Process metadata and description

Provider

Provider module containing the plugins wrapping data sources

Base class

class pygeoapi.provider.base.BaseProvider(provider_def)[source]

Bases: object

generic Provider ABC

__init__(provider_def)[source]

Initialize object

Parameters

provider_def – provider definition

Returns

pygeoapi.provider.base.BaseProvider

__repr__()[source]

Return repr(self).

__weakref__

list of weak references to the object (if defined)

_load_and_prepare_item(item, identifier=None, raise_if_exists=True)[source]

Helper function to load a record, detect its idenfier and prepare a record item

Parameters
  • itemstr of incoming item data

  • identifierstr of item identifier (optional)

  • raise_if_existsbool of whether to check if record already exists

Returns

tuple of item identifier and item data/payload

create(item)[source]

Create a new item

Parameters

itemdict of new item

Returns

identifier of created item

delete(identifier)[source]

Deletes an existing item

Parameters

identifier – item id

Returns

bool of deletion result

get(identifier)[source]

query the provider by id

Parameters

identifier – feature id

Returns

dict of single GeoJSON feature

get_coverage_domainset()[source]

Provide coverage domainset

Returns

CIS JSON object of domainset metadata

get_coverage_rangetype()[source]

Provide coverage rangetype

Returns

CIS JSON object of rangetype metadata

get_data_path(baseurl, urlpath, dirpath)[source]

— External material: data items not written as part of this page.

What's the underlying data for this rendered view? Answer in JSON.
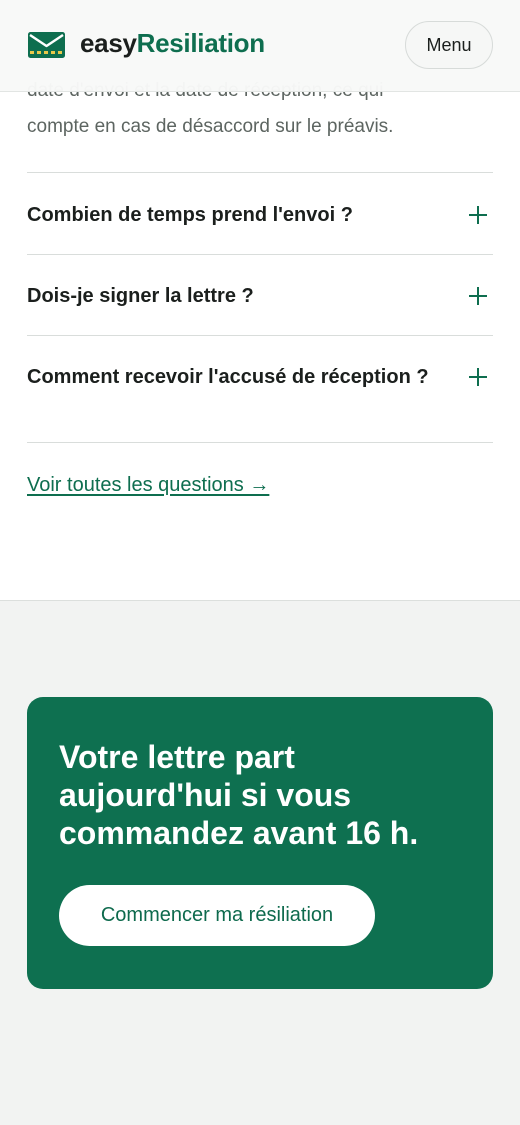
{
  "header": {
    "logo_part1": "easy",
    "logo_part2": "Resiliation",
    "menu_label": "Menu"
  },
  "intro": {
    "line_cut": "date d'envoi et la date de réception, ce qui",
    "line_full": "compte en cas de désaccord sur le préavis."
  },
  "faq": {
    "items": [
      {
        "question": "Combien de temps prend l'envoi ?"
      },
      {
        "question": "Dois-je signer la lettre ?"
      },
      {
        "question": "Comment recevoir l'accusé de réception ?"
      }
    ],
    "all_link": "Voir toutes les questions →"
  },
  "cta": {
    "title": "Votre lettre part aujourd'hui si vous commandez avant 16 h.",
    "button_label": "Commencer ma résiliation"
  },
  "colors": {
    "brand_green": "#0e7050",
    "text_dark": "#1b1f1d",
    "text_muted": "#5d6561",
    "section_bg": "#f2f3f2"
  }
}
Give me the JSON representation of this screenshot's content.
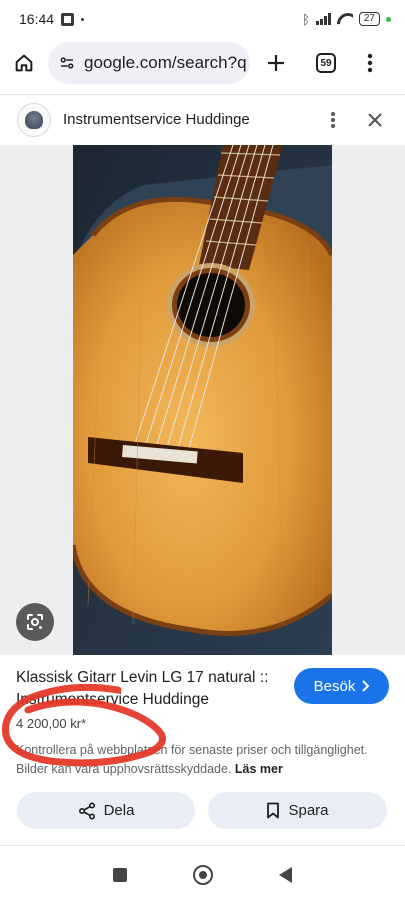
{
  "status_bar": {
    "time": "16:44",
    "battery": "27",
    "icons": [
      "gallery-icon",
      "dot-icon",
      "bluetooth-icon",
      "signal-icon",
      "wifi-icon",
      "battery-icon"
    ]
  },
  "browser": {
    "url": "google.com/search?q",
    "tab_count": "59",
    "icons": [
      "home-icon",
      "site-info-icon",
      "plus-icon",
      "tabs-icon",
      "more-vert-icon"
    ]
  },
  "source": {
    "name": "Instrumentservice Huddinge",
    "icons": [
      "favicon",
      "more-vert-icon",
      "close-icon"
    ]
  },
  "result": {
    "title": "Klassisk Gitarr Levin LG 17 natural :: Instrumentservice Huddinge",
    "visit_label": "Besök",
    "price": "4 200,00 kr*",
    "disclaimer": "Kontrollera på webbplatsen för senaste priser och tillgänglighet. Bilder kan vara upphovsrättsskyddade.",
    "read_more": "Läs mer"
  },
  "actions": {
    "share_label": "Dela",
    "save_label": "Spara"
  },
  "colors": {
    "accent": "#1a73e8",
    "annotation": "#e53323",
    "chip_bg": "#e9eef6"
  }
}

Gets directory listing or file description or raw file dump

Parameters
  • baseurl – base URL of endpoint

  • urlpath – base path of URL

  • dirpath – directory basepath (equivalent of URL)

Returns

dict of file listing or dict of GeoJSON item or raw file

get_fields()[source]

Get provider field information (names, types)

Returns

dict of fields

get_metadata()[source]

Provide data/file metadata

Returns

dict of metadata construct (format determined by provider/standard)

get_schema(schema_type: pygeoapi.provider.base.SchemaType = <SchemaType.item: 'item'>)[source]

Get provider schema model

Parameters

schema_typeSchemaType of schema (default is ‘item’)

Returns

tuple pair of str of media type and dict of schema (i.e. JSON Schema)

query()[source]

query the provider

Returns

dict of 0..n GeoJSON features or coverage data

update(identifier, item)[source]

Updates an existing item

Parameters
  • identifier – feature id

  • itemdict of partial or full item

Returns

bool of update result

exception pygeoapi.provider.base.ProviderConnectionError[source]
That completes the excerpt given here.